Pourquoi un titre aussi ‘évocateur’ : Différent de vous ?

« C’est une expression que nous avons empruntée à la réflexion de Pasolini sur la sainteté de l’homme, une sainteté que nous soustrayons parce que nous ne pouvons accepter que le sacré, c’est l’homme, c’est cet Autre de vous. En particulier, Pasolini utilise cette expression en référence à François d’Assise qui dit que sa sainteté n’est pas « différente de vous », mais plutôt à chercher en soi. Autre que toi correspond à une provocation. Une invitation à penser à ce saint que nous diminuons parce que nous ne pouvons le désirer.

Et l’hommage à Pasolini se poursuit avec d’autres rendez-vous et une exposition : de quoi s’agit-il ?
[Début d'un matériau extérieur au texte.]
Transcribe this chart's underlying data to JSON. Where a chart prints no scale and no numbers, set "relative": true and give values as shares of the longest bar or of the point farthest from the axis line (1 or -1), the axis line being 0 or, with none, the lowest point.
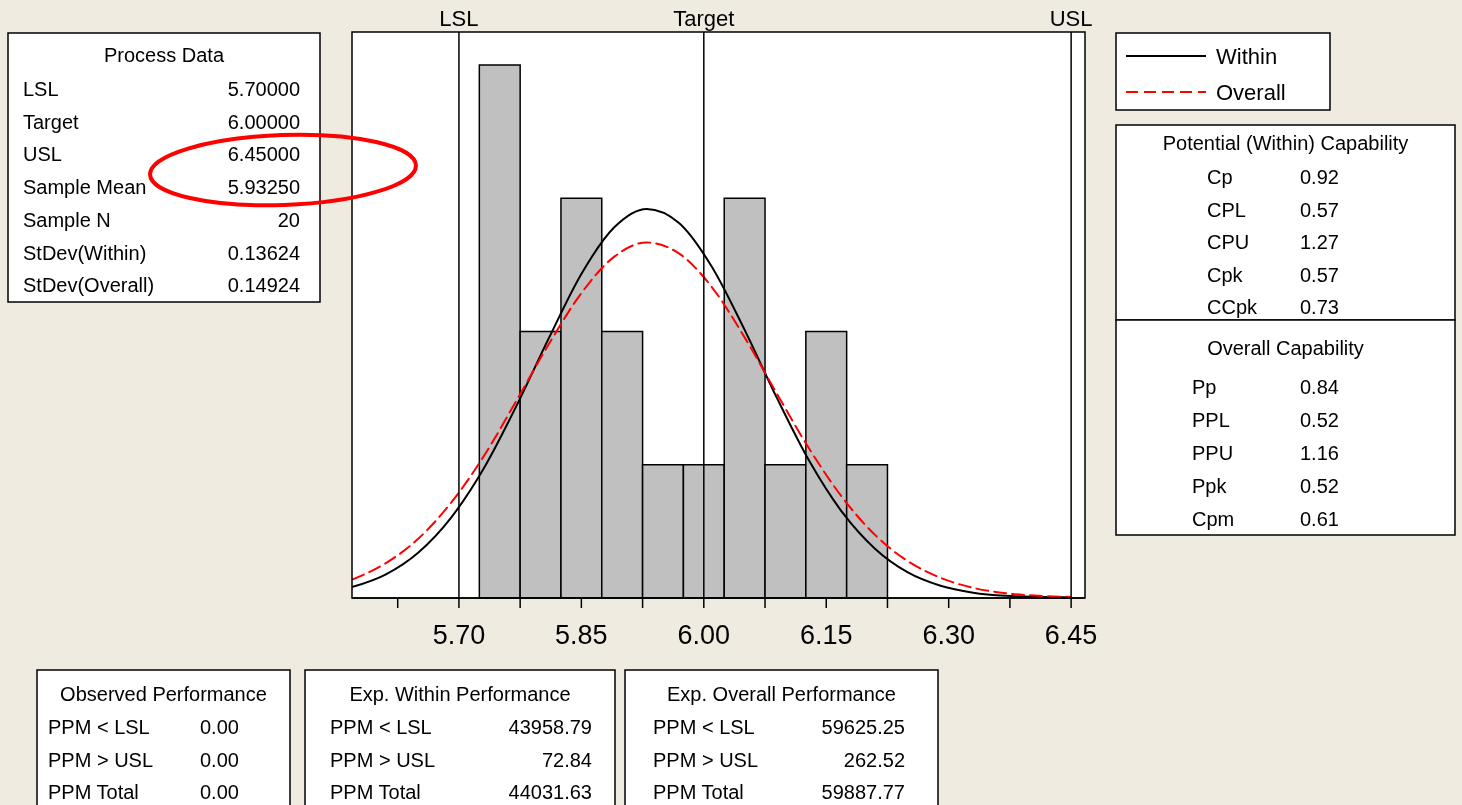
{
  "chart_data": [
    {
      "type": "histogram",
      "relative": true,
      "bins": [
        5.725,
        5.775,
        5.825,
        5.875,
        5.925,
        5.975,
        6.025,
        6.075,
        6.125,
        6.175,
        6.225
      ],
      "values": [
        1,
        0.5,
        0.75,
        0.5,
        0.25,
        0.25,
        0.75,
        0.25,
        0.5,
        0.25
      ],
      "color": "#c0c0c0",
      "xlim": [
        5.569,
        6.467
      ],
      "xticks": [
        {
          "value": 5.625,
          "label": null
        },
        {
          "value": 5.7,
          "label": "5.70"
        },
        {
          "value": 5.775,
          "label": null
        },
        {
          "value": 5.85,
          "label": "5.85"
        },
        {
          "value": 5.925,
          "label": null
        },
        {
          "value": 6.0,
          "label": "6.00"
        },
        {
          "value": 6.075,
          "label": null
        },
        {
          "value": 6.15,
          "label": "6.15"
        },
        {
          "value": 6.225,
          "label": null
        },
        {
          "value": 6.3,
          "label": "6.30"
        },
        {
          "value": 6.375,
          "label": null
        },
        {
          "value": 6.45,
          "label": "6.45"
        }
      ],
      "legend": "top right",
      "ref_lines": [
        {
          "axis": "x",
          "value": 5.7,
          "label": "LSL",
          "color": "#000000"
        },
        {
          "axis": "x",
          "value": 6.0,
          "label": "Target",
          "color": "#000000"
        },
        {
          "axis": "x",
          "value": 6.45,
          "label": "USL",
          "color": "#000000"
        }
      ],
      "series": [
        {
          "name": "Within",
          "type": "line",
          "color": "#000000",
          "line_style": "solid",
          "x": [
            5.57,
            5.61,
            5.65,
            5.69,
            5.73,
            5.77,
            5.81,
            5.85,
            5.89,
            5.93,
            5.97,
            6.01,
            6.05,
            6.09,
            6.13,
            6.17,
            6.21,
            6.25,
            6.29,
            6.33,
            6.37,
            6.41,
            6.45
          ],
          "values": [
            0.021,
            0.044,
            0.085,
            0.15,
            0.242,
            0.359,
            0.487,
            0.608,
            0.695,
            0.73,
            0.703,
            0.621,
            0.503,
            0.374,
            0.255,
            0.16,
            0.092,
            0.048,
            0.023,
            0.01,
            0.004,
            0.002,
            0.001
          ]
        },
        {
          "name": "Overall",
          "type": "line",
          "color": "#ff0000",
          "line_style": "dashed",
          "x": [
            5.57,
            5.61,
            5.65,
            5.69,
            5.73,
            5.77,
            5.81,
            5.85,
            5.89,
            5.93,
            5.97,
            6.01,
            6.05,
            6.09,
            6.13,
            6.17,
            6.21,
            6.25,
            6.29,
            6.33,
            6.37,
            6.41,
            6.45
          ],
          "values": [
            0.035,
            0.065,
            0.111,
            0.178,
            0.265,
            0.369,
            0.476,
            0.572,
            0.64,
            0.667,
            0.646,
            0.583,
            0.489,
            0.382,
            0.278,
            0.188,
            0.118,
            0.069,
            0.038,
            0.019,
            0.009,
            0.004,
            0.002
          ]
        }
      ]
    },
    {
      "type": "other",
      "title": "Process Data",
      "categories": [
        "LSL",
        "Target",
        "USL",
        "Sample Mean",
        "Sample N",
        "StDev(Within)",
        "StDev(Overall)"
      ],
      "value_labels": [
        "5.70000",
        "6.00000",
        "6.45000",
        "5.93250",
        "20",
        "0.13624",
        "0.14924"
      ]
    },
    {
      "type": "other",
      "title": "Potential (Within) Capability",
      "categories": [
        "Cp",
        "CPL",
        "CPU",
        "Cpk",
        "CCpk"
      ],
      "value_labels": [
        "0.92",
        "0.57",
        "1.27",
        "0.57",
        "0.73"
      ]
    },
    {
      "type": "other",
      "title": "Overall Capability",
      "categories": [
        "Pp",
        "PPL",
        "PPU",
        "Ppk",
        "Cpm"
      ],
      "value_labels": [
        "0.84",
        "0.52",
        "1.16",
        "0.52",
        "0.61"
      ]
    },
    {
      "type": "other",
      "title": "Observed Performance",
      "categories": [
        "PPM < LSL",
        "PPM > USL",
        "PPM Total"
      ],
      "value_labels": [
        "0.00",
        "0.00",
        "0.00"
      ]
    },
    {
      "type": "other",
      "title": "Exp. Within Performance",
      "categories": [
        "PPM < LSL",
        "PPM > USL",
        "PPM Total"
      ],
      "value_labels": [
        "43958.79",
        "72.84",
        "44031.63"
      ]
    },
    {
      "type": "other",
      "title": "Exp. Overall Performance",
      "categories": [
        "PPM < LSL",
        "PPM > USL",
        "PPM Total"
      ],
      "value_labels": [
        "59625.25",
        "262.52",
        "59887.77"
      ]
    }
  ]
}
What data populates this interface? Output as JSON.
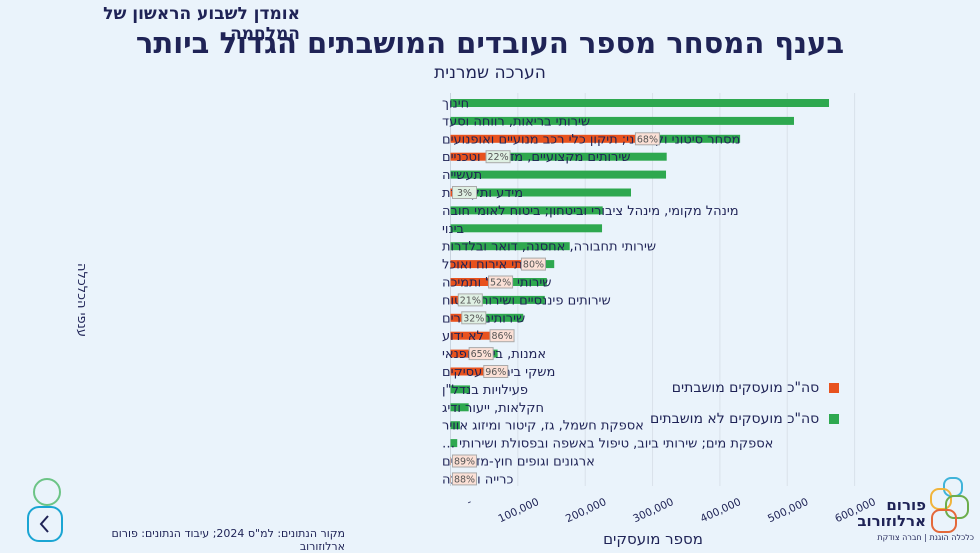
{
  "header": {
    "kicker": "אומדן לשבוע הראשון של המלחמה",
    "title": "בענף המסחר מספר העובדים המושבתים הגדול ביותר",
    "subtitle": "הערכה שמרנית"
  },
  "colors": {
    "mobilized": "#e8521e",
    "not_mobilized": "#2ea84f",
    "text": "#1f2356",
    "background": "#eaf3fb"
  },
  "chart_data": {
    "type": "bar",
    "orientation": "horizontal",
    "stacked": true,
    "title": "בענף המסחר מספר העובדים המושבתים הגדול ביותר",
    "subtitle": "הערכה שמרנית",
    "xlabel": "מספר מועסקים",
    "ylabel": "ענפי הכלכלה",
    "xlim": [
      0,
      600000
    ],
    "xticks": [
      0,
      100000,
      200000,
      300000,
      400000,
      500000,
      600000
    ],
    "xtick_labels": [
      "-",
      "100,000",
      "200,000",
      "300,000",
      "400,000",
      "500,000",
      "600,000"
    ],
    "grid": true,
    "legend_position": "right",
    "legend": [
      "סה\"כ מועסקים מושבתים",
      "סה\"כ מועסקים לא מושבתים"
    ],
    "categories": [
      "חינוך",
      "שירותי בריאות, רווחה וסעד",
      "מסחר סיטוני וקמעוני; תיקון כלי רכב מנועיים ואופנועים",
      "שירותים מקצועיים, מדעיים וטכניים",
      "תעשייה",
      "מידע ותקשורת",
      "מינהל מקומי, מינהל ציבורי וביטחון; ביטוח לאומי חובה",
      "בינוי",
      "שירותי תחבורה, אחסנה, דואר ובלדרות",
      "שירותי אירוח ואוכל",
      "שירותי ניהול ותמיכה",
      "שירותים פיננסיים ושירותי ביטוח",
      "שירותים אחרים",
      "לא ידוע",
      "אמנות, בידור ופנאי",
      "משקי בית כמעסיקים",
      "פעילויות בנדל\"ן",
      "חקלאות, ייעור ודיג",
      "אספקת חשמל, גז, קיטור ומיזוג אוויר",
      "אספקת מים; שירותי ביוב, טיפול באשפה ובפסולת ושירותי …",
      "ארגונים וגופים חוץ-מדינתיים",
      "כרייה וחציבה"
    ],
    "totals": [
      562000,
      510000,
      430000,
      321000,
      320000,
      268000,
      226000,
      225000,
      177000,
      154000,
      143000,
      140000,
      108000,
      89000,
      70000,
      70000,
      29000,
      27000,
      14000,
      10000,
      500,
      500
    ],
    "mobilized_share_labels": [
      null,
      null,
      "68%",
      "22%",
      null,
      "3%",
      null,
      null,
      null,
      "80%",
      "52%",
      "21%",
      "32%",
      "86%",
      "65%",
      "96%",
      null,
      null,
      null,
      null,
      "89%",
      "88%"
    ],
    "mobilized_share": [
      0,
      0,
      0.68,
      0.22,
      0,
      0.03,
      0,
      0,
      0,
      0.8,
      0.52,
      0.21,
      0.32,
      0.86,
      0.65,
      0.96,
      0,
      0,
      0,
      0,
      0.89,
      0.88
    ],
    "series": [
      {
        "name": "סה\"כ מועסקים מושבתים",
        "color": "#e8521e",
        "values": [
          0,
          0,
          292400,
          70620,
          0,
          8040,
          0,
          0,
          0,
          123200,
          74360,
          29400,
          34560,
          76540,
          45500,
          67200,
          0,
          0,
          0,
          0,
          445,
          440
        ]
      },
      {
        "name": "סה\"כ מועסקים לא מושבתים",
        "color": "#2ea84f",
        "values": [
          562000,
          510000,
          137600,
          250380,
          320000,
          259960,
          226000,
          225000,
          177000,
          30800,
          68640,
          110600,
          73440,
          12460,
          24500,
          2800,
          29000,
          27000,
          14000,
          10000,
          55,
          60
        ]
      }
    ]
  },
  "footer": {
    "source": "מקור הנתונים: למ\"ס 2024; עיבוד הנתונים: פורום ארלוזורוב"
  },
  "logo": {
    "line1": "פורום",
    "line2": "ארלוזורוב",
    "tagline": "כלכלה הוגנת | חברה צודקת"
  },
  "nav": {
    "back_icon": "chevron-left-icon"
  }
}
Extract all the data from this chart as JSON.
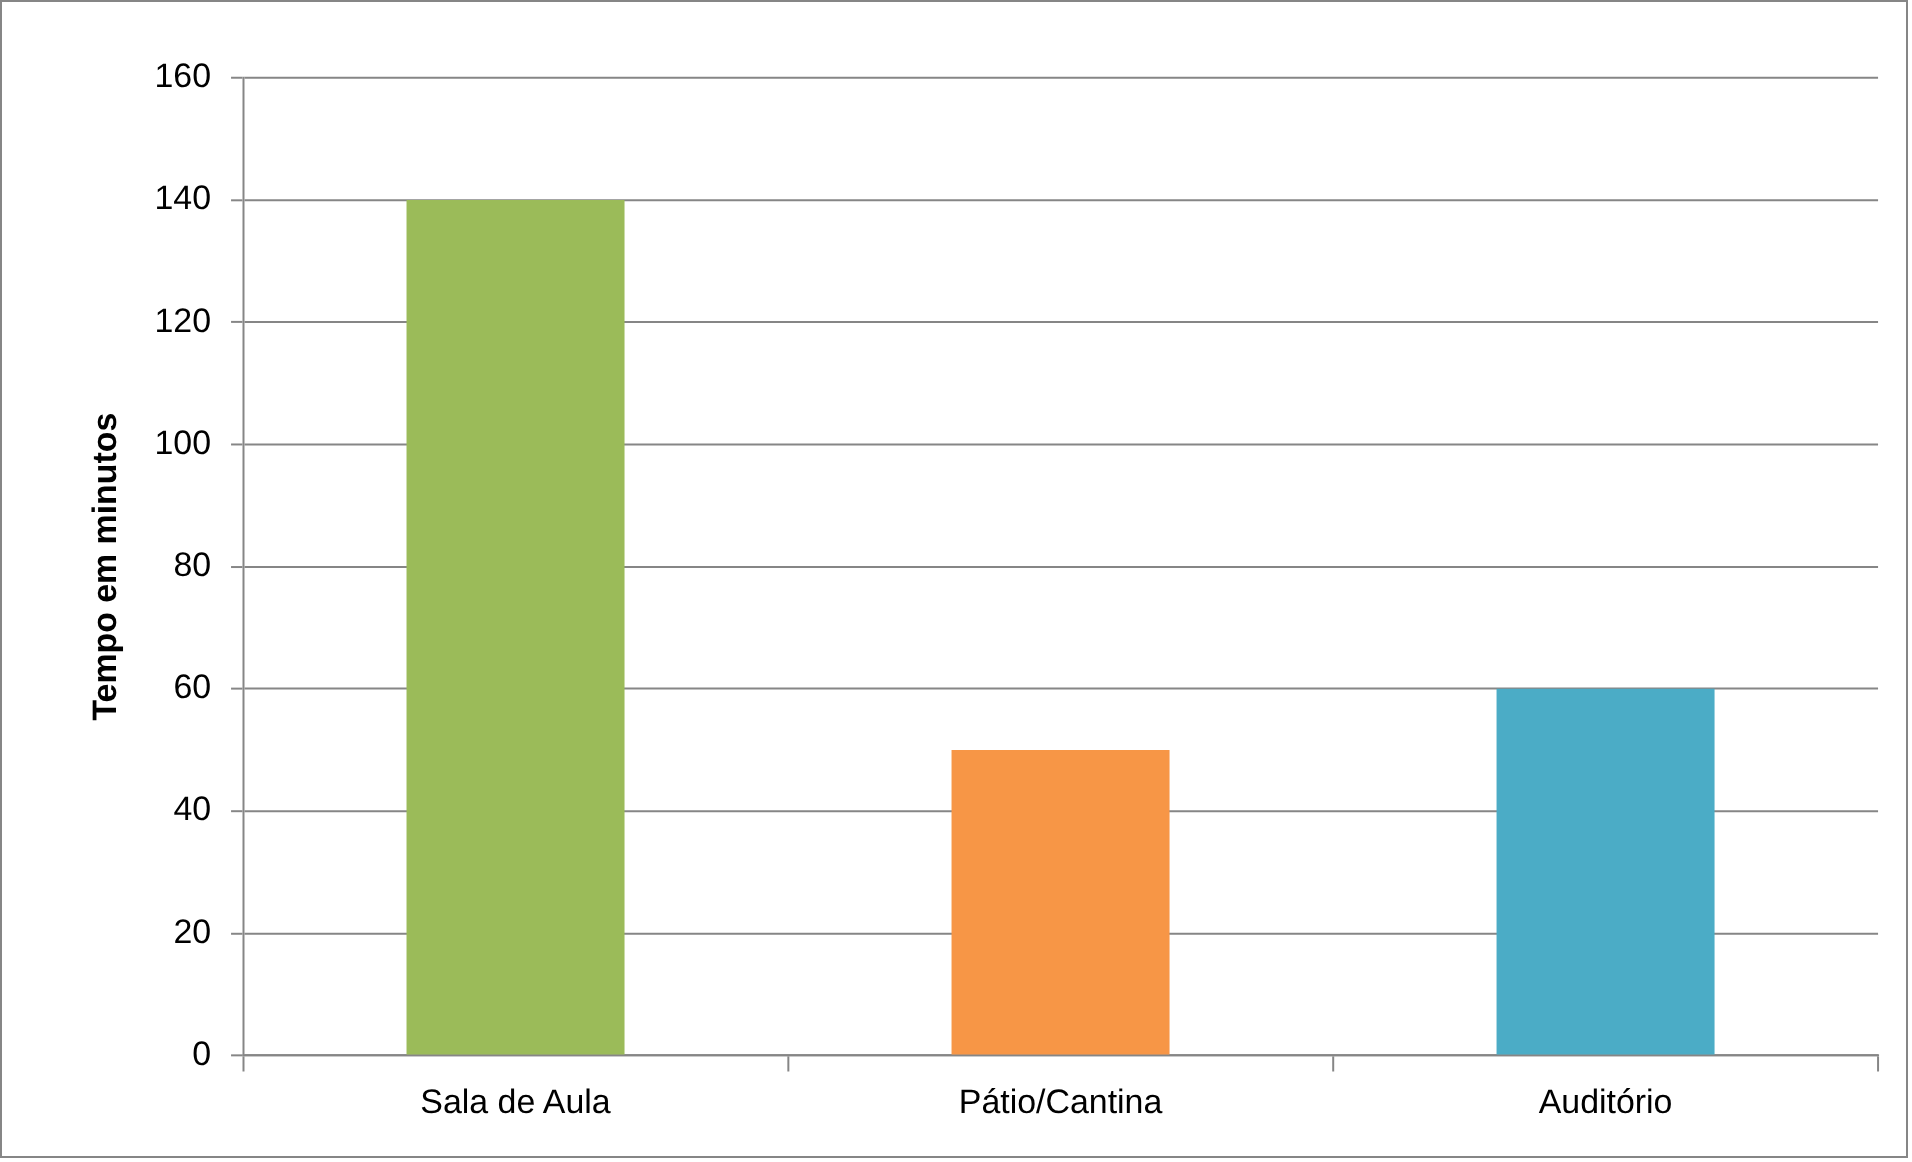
{
  "chart_data": {
    "type": "bar",
    "ylabel": "Tempo em minutos",
    "categories": [
      "Sala de Aula",
      "Pátio/Cantina",
      "Auditório"
    ],
    "values": [
      140,
      50,
      60
    ],
    "colors": [
      "#9bbb59",
      "#f79646",
      "#4bacc6"
    ],
    "ylim": [
      0,
      160
    ],
    "yticks": [
      0,
      20,
      40,
      60,
      80,
      100,
      120,
      140,
      160
    ],
    "grid": "y",
    "legend": false
  }
}
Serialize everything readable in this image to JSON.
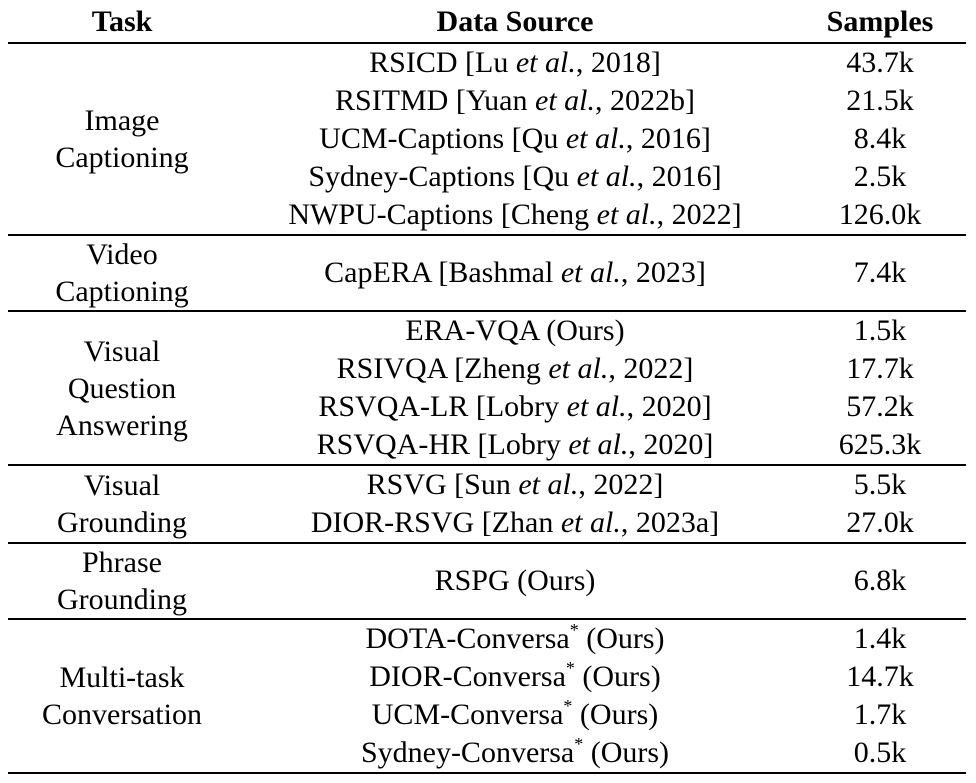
{
  "headers": {
    "task": "Task",
    "source": "Data Source",
    "samples": "Samples"
  },
  "groups": [
    {
      "task_lines": [
        "Image",
        "Captioning"
      ],
      "rows": [
        {
          "name": "RSICD [Lu ",
          "etal": "et al.",
          "year": ", 2018]",
          "samples": "43.7k"
        },
        {
          "name": "RSITMD [Yuan ",
          "etal": "et al.",
          "year": ", 2022b]",
          "samples": "21.5k"
        },
        {
          "name": "UCM-Captions [Qu ",
          "etal": "et al.",
          "year": ", 2016]",
          "samples": "8.4k"
        },
        {
          "name": "Sydney-Captions [Qu ",
          "etal": "et al.",
          "year": ", 2016]",
          "samples": "2.5k"
        },
        {
          "name": "NWPU-Captions [Cheng ",
          "etal": "et al.",
          "year": ", 2022]",
          "samples": "126.0k"
        }
      ]
    },
    {
      "task_lines": [
        "Video",
        "Captioning"
      ],
      "rows": [
        {
          "name": "CapERA [Bashmal ",
          "etal": "et al.",
          "year": ", 2023]",
          "samples": "7.4k"
        }
      ]
    },
    {
      "task_lines": [
        "Visual",
        "Question",
        "Answering"
      ],
      "rows": [
        {
          "name": "ERA-VQA (Ours)",
          "samples": "1.5k"
        },
        {
          "name": "RSIVQA [Zheng ",
          "etal": "et al.",
          "year": ", 2022]",
          "samples": "17.7k"
        },
        {
          "name": "RSVQA-LR [Lobry ",
          "etal": "et al.",
          "year": ", 2020]",
          "samples": "57.2k"
        },
        {
          "name": "RSVQA-HR [Lobry ",
          "etal": "et al.",
          "year": ", 2020]",
          "samples": "625.3k"
        }
      ]
    },
    {
      "task_lines": [
        "Visual",
        "Grounding"
      ],
      "rows": [
        {
          "name": "RSVG [Sun ",
          "etal": "et al.",
          "year": ", 2022]",
          "samples": "5.5k"
        },
        {
          "name": "DIOR-RSVG [Zhan ",
          "etal": "et al.",
          "year": ", 2023a]",
          "samples": "27.0k"
        }
      ]
    },
    {
      "task_lines": [
        "Phrase",
        "Grounding"
      ],
      "rows": [
        {
          "name": "RSPG (Ours)",
          "samples": "6.8k"
        }
      ]
    },
    {
      "task_lines": [
        "Multi-task",
        "Conversation"
      ],
      "rows": [
        {
          "name": "DOTA-Conversa",
          "sup": "*",
          "year": " (Ours)",
          "samples": "1.4k"
        },
        {
          "name": "DIOR-Conversa",
          "sup": "*",
          "year": " (Ours)",
          "samples": "14.7k"
        },
        {
          "name": "UCM-Conversa",
          "sup": "*",
          "year": " (Ours)",
          "samples": "1.7k"
        },
        {
          "name": "Sydney-Conversa",
          "sup": "*",
          "year": " (Ours)",
          "samples": "0.5k"
        }
      ]
    }
  ]
}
« Du 22 au 27 août, nous explorerons son œuvre avec la contribution de critiques, pédagogues, philologues, comédiens, historiens, réalisateurs. Y compris la carte. Matteo Zuppi, président de la CEI, et Ascanio Celestini ; Ivano Dionigi, ancien recteur de l’Alma Mater et Roberto Mancini, philosophe, et de nombreux experts, philologues, critiques, cinéphiles, qui accompagneront la lecture de l’œuvre de Pasolini.

À travers un parcours d’exposition qui restera ouvert jusqu’au 31 décembre, pour montrer le chemin que Pasolini a fait dans la Cittadella. Étudiants et enseignants se voient proposer des parcours de connaissance à travers la proposition de films et un guide d’œuvres littéraires.

À l’automne, deux autres moments seront consacrés à l’œuvre de Pasolini dans une perspective qui en dira long sur l’accueil que la société a réservé à son œuvre. Dacia Maraini interviendra pour raconter son amitié avec Pasolini, Giovanna Marini donnera la parole aux chansons qu’il a composées et d’autres chercheurs nous aideront à comprendre le mécanisme de la censure. Un chemin que chacun peut suivre à sa guise, invités de la Pro Civitate Christiana et de son histoire en cours ».